Cessford was responding to comments made on a Vancouver radio station this week by Richmond Mayor Malcolm Brodie, who said he was considering ditching the RCMP and moving to another policing option. Options floated included teaming up with another city or forming a regional service. Brodie said Delta Police are another choice his community might have.
“I haven’t spoken to Mayor Brodie myself and I would expect that if he was interested in moving in that direction, that he would contact (Delta) Mayor (Lois) Jackson,” said Cessford. “If it’s something that would work for Richmond and it would work for Delta, obviously we would consider it, but we’re not looking to take over business or anybody’s job from them. The RCMP do a fine job,” he added.
Delta Police spokesman Const. Ciaran Feenan said the department hasn’t seriously discussed the possibility of regionalization.
“At this point, again, it’s just conversation,” Feenan said. “Certainly where we’re at right now, our focus is on Delta.”
Delta Mayor Lois Jackson, who chairs the Delta Police Board, said there has been no discussion at the board level or at the Delta council level.
“We have been speaking most informally with the mayor of Richmond and he has certainly been asking what the pros and cons are of having our own municipal police force and I have certainly responded.
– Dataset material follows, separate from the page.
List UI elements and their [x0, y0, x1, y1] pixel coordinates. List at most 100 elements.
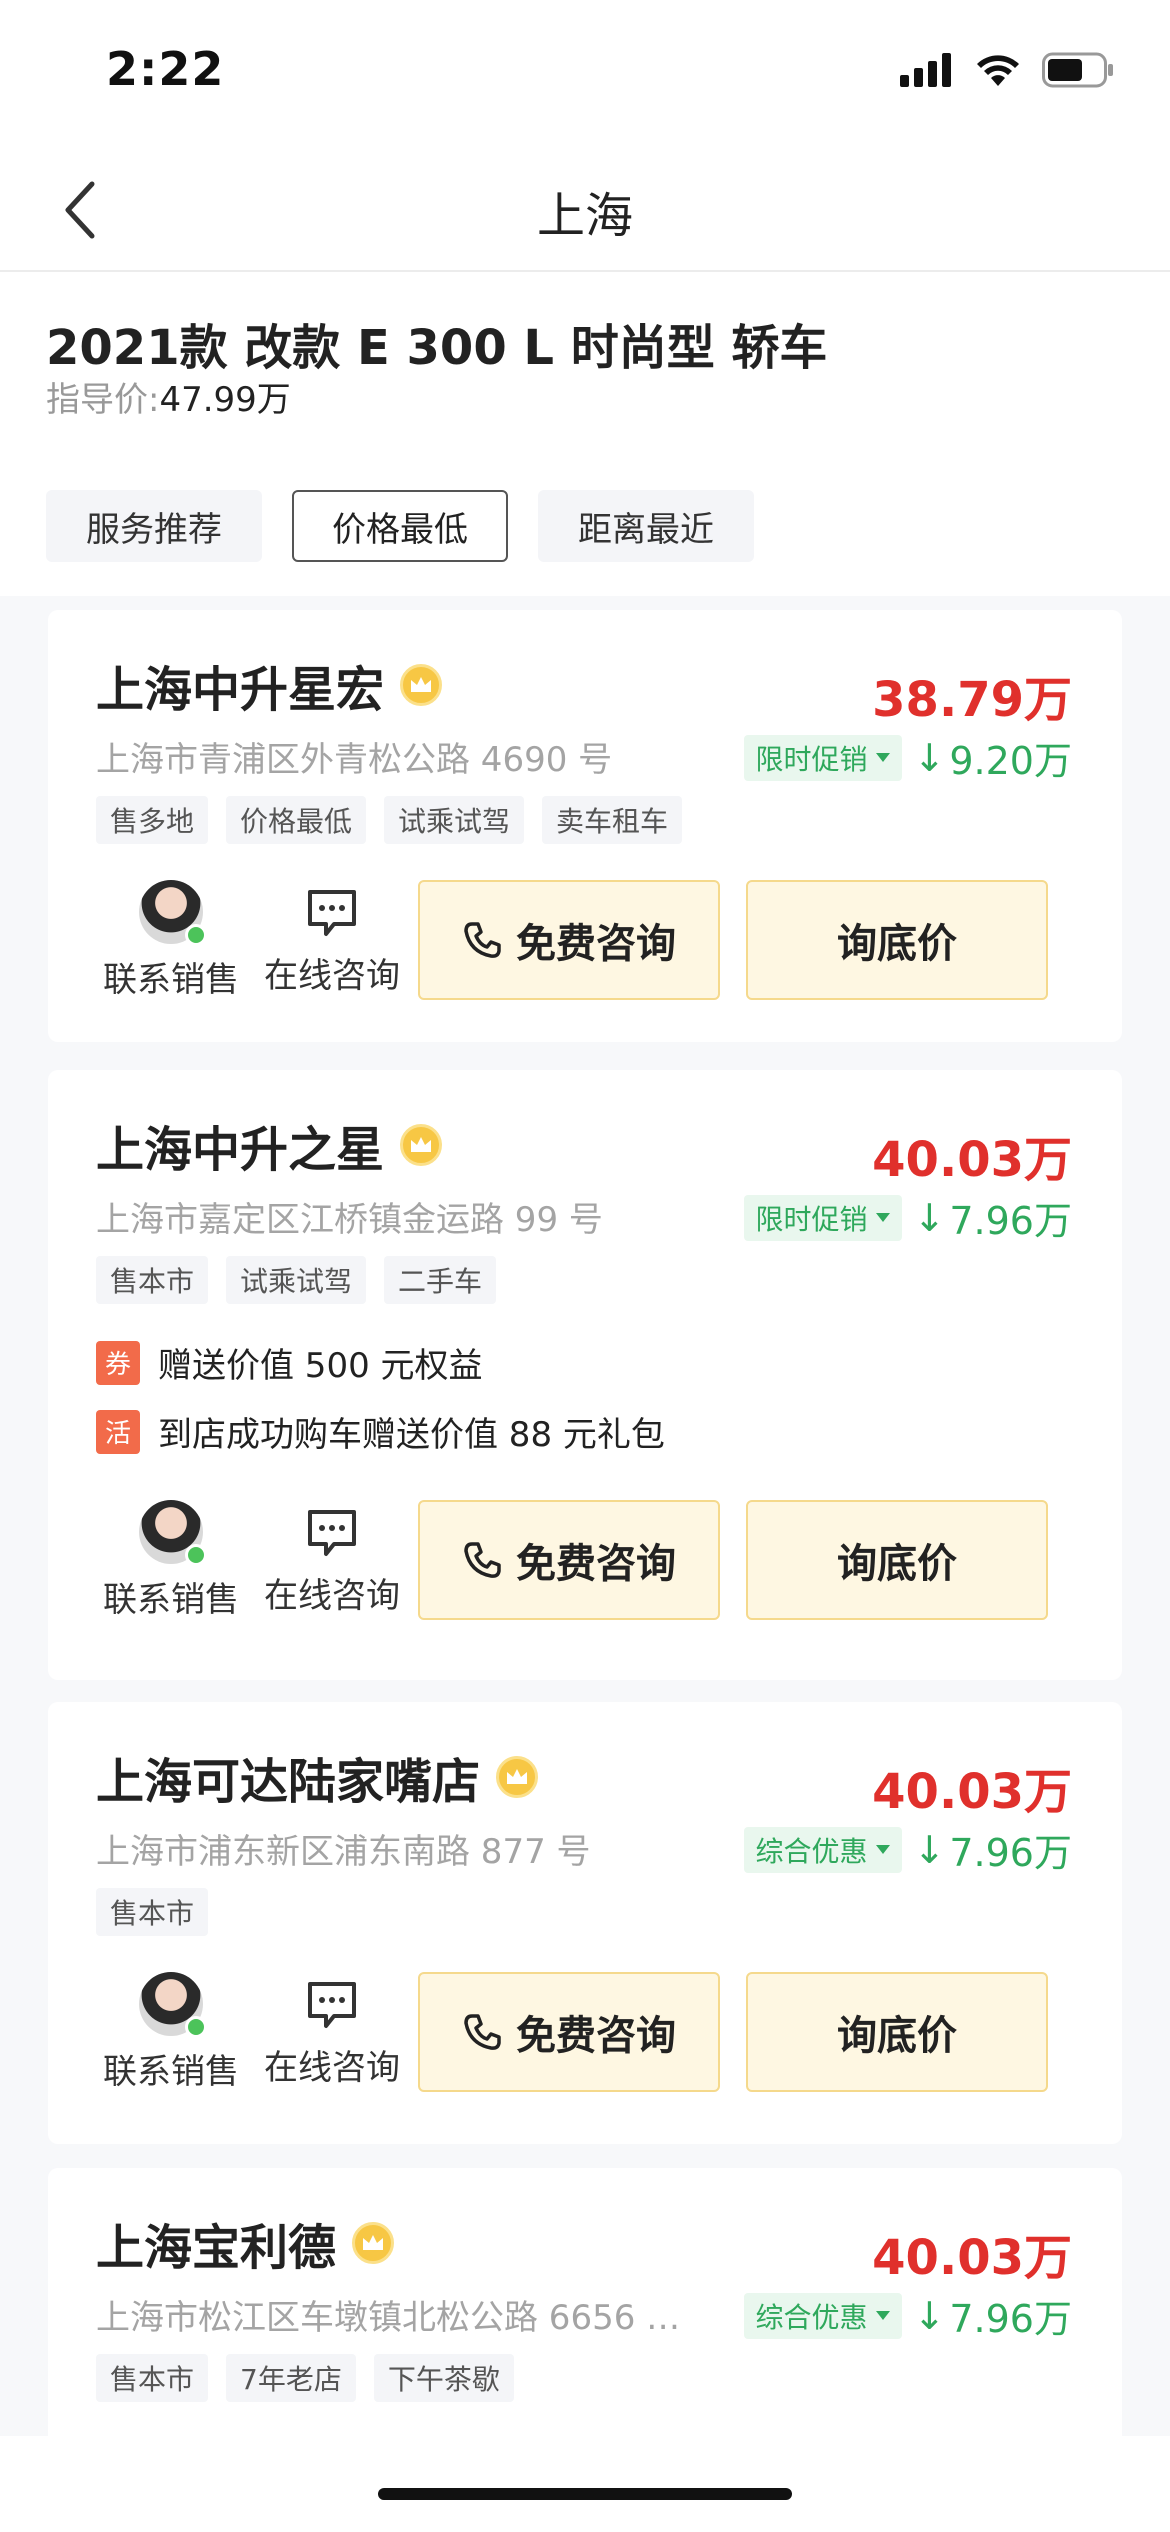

And that’s about as far as we have ventured,” said Jackson.
“Certainly I am open to any discussion with Richmond. We are always available to assist with any information or statistics. We certainly discuss the positive aspects of our Delta municipal police and the system that we use in Delta,” she added.
Richmond is one of six Metro Vancouver cities that have not yet signed a new 20-year RCMP contract over concerns about costs.
Burnaby, North Vancouver City, North Vancouver District, Port Coquitlam and Coquitlam also haven’t ratified the new deal negotiated by the provincial and federal governments.
They were recently given a one-month extension to June 30 to make a decision.
It’s the second extension given and the province has warned there won’t be any more.
Any city that doesn’t sign will get formal notice from Victoria that they must either sign or submit a written policing plan to the ministry if they don’t plan to sign.
Cities have also been warned that if they don’t sign they risk losing their federal subsidy, worth 10 per cent of their policing bills.
After the first extension, granted in April, Brodie and other Metro Vancouver mayors said their concerns are about more than the pay hikes, which give the RCMP an extra 5.25 per cent over three years.
One issue involves an interpretation document that is to accompany the actual contract and would guide how it is interpreted.
It’s not yet finished, Brodie told Black Press after a Lower Mainland mayors meeting in April, and is the subject of continuing talks between Victoria and Ottawa.
“If it’s a 20-year contract you must know what you’re getting into,” Brodie said. “Unless you have the interpretation guide, I’m not sure how you can do that.”
He said he’s also concerned cities may have little real input into a promised review of the contract every five years.